Nene Biji memiliki 6 orang anak, 2 anak laki-laki dan 4 anak perempuan hasil pernikahan Nene Biji Negara dengan suaminya Sahria Lacing. mereka hidup di desa Tongaru. Saat itu kehidupan di Desa Tongaru dan Toma Soho adalah peradaban besar menurut tutur anaknya.
Sebab, banyak sumber lisan, kedua desa ini dan beberapa desa lainnya sebagai kampung tua desa bobo sudah ada sejak ratusan tahun.

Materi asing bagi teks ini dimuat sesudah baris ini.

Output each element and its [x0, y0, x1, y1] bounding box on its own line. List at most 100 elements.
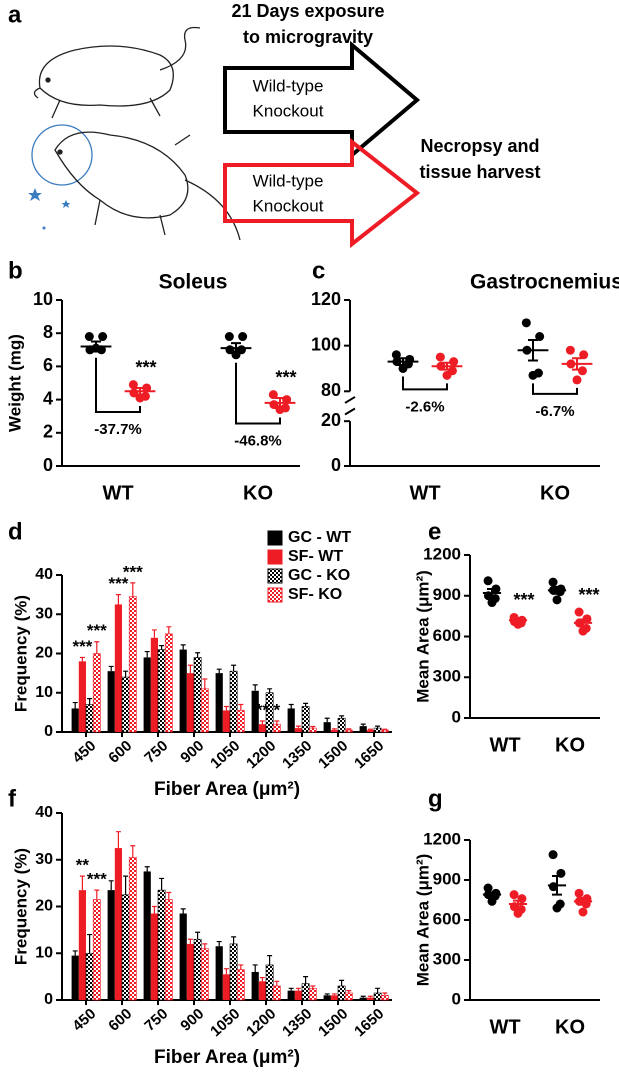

Hal ini di buktikan denga peninggalan sejarah seperti gubuk bekas rumah, bekas persembunyian dan juga tempat ritual kepercayaa, sumur tua dan masih banyak lagi.
Pada saat orde baru berkuasa Soeharto sebagai Presiden ke Dua NKRI, terjadilah peristiwa pembersihan Komunis, PNI, Marhaen dan antek-anteknya. Di Tidore sendiri, peristiwa itupun dirasakan oleh para orang tua di perkampungan tua Tongaru dan Toma Soho.
Menurut keterangan, di perkampungan Tua ini menerima PNI sebagai partai dan terjadilah ketersinggungan oleh Masyumi. Awal mula peristiwa ganyang adalah bagian dari pembersihan Fanatic Soekarnois dan lain sebagainya.
Bukan hanya warga bobo yang ada di Desa Tongaru, Nenek Biji Negara dan keluarganya juga menjadi salah satu korban bulanan keganasan peristiwa pembersihan masa orde baru. Peristiwa sejarah itu di kenal dengan nama Peristiwa ganyang PNI pada tanggal, 11 oktober 1969 pagi, pasca ganyang di kota soasiu tanggal 5 oktober 1969.
Keganasan dari peristiwa ganyang PNI tersebut, Nene Biji  Negara juga bagian dari penentang orang/kelompok yang melakukan ganyang di desa Tongaru. Ahmad Sarif, lahir 11 oktober 1969 adalah anak laki-laki yang ke empat nenek Biji Negara memberikan keterangan terkait.
Menurut tutur Ahmad Sarif, Ibunya (Nenek Biji) menceritakan padanya kalau "aku (Ahmad sarif) saat itu masih dalam kandungan dengan usia kandungannya 9 bulan. Padahal sangat berisiko untuk kandungannya perempuan Tangguh yang satu ini, dirinya tidak kenal menyerah. Dari kejadian perlawanan atas Peristiwa itu, lemparan batu mengenai perut Nenek Biji dengan usia kandungannya yang Sembilan bulan"
Tanggal 11 oktober merupakan hari bersejarah buat kami, karena paginya peristiwa ganyang PNI, sore tanggal 11 oktober 1968 itu, ibu melahirkan Aku. Jadi sangat berkesan menurut tutur Sang Ibu -Keterangan Ahmad.
Dari penggalan sejarah yang penulis maksud sebagai bahan dan juga sebagai referensi dasar maupun rujukan untuk mulai menulis perjalanan perempuan Tangguh, perempuan hebat di sejarah Tidore pada masa itu meskipun dengan keterbatasan baik itu referensi dan juga bukti lainnya. Tujuan lainnya dari penulis adalah bermaksud untuk mengabarkan kepada hati Nurani Tidore yang sejauh ini tidak menghargai sejarah sebagai landasan perjalan peradaban.
Selain itu, masih banyak hal lain yang ingin di sampaikan oleh penulis, baik itu bukti sejarah kampung tua yang masih bisa dijangkau hingga saat ini, dan juga cerita-cerita dari tokoh adat dan tokoh masyarakat tentang perjalan dan perang penjajahan dan lain sebagainya akan saya rangkum pada bagian yang terpisah.
Semoga, hati nurani Tidore tersentuh dengan sekelumit sejarah yang terkubur atau sengaja dikubur, digelapkan agar anak cucu di Kelurahan Bobo tidak mengetahuinya. Sejarah panjang ini, adalah sejarah kita, bukan sejarah siapa-siapa.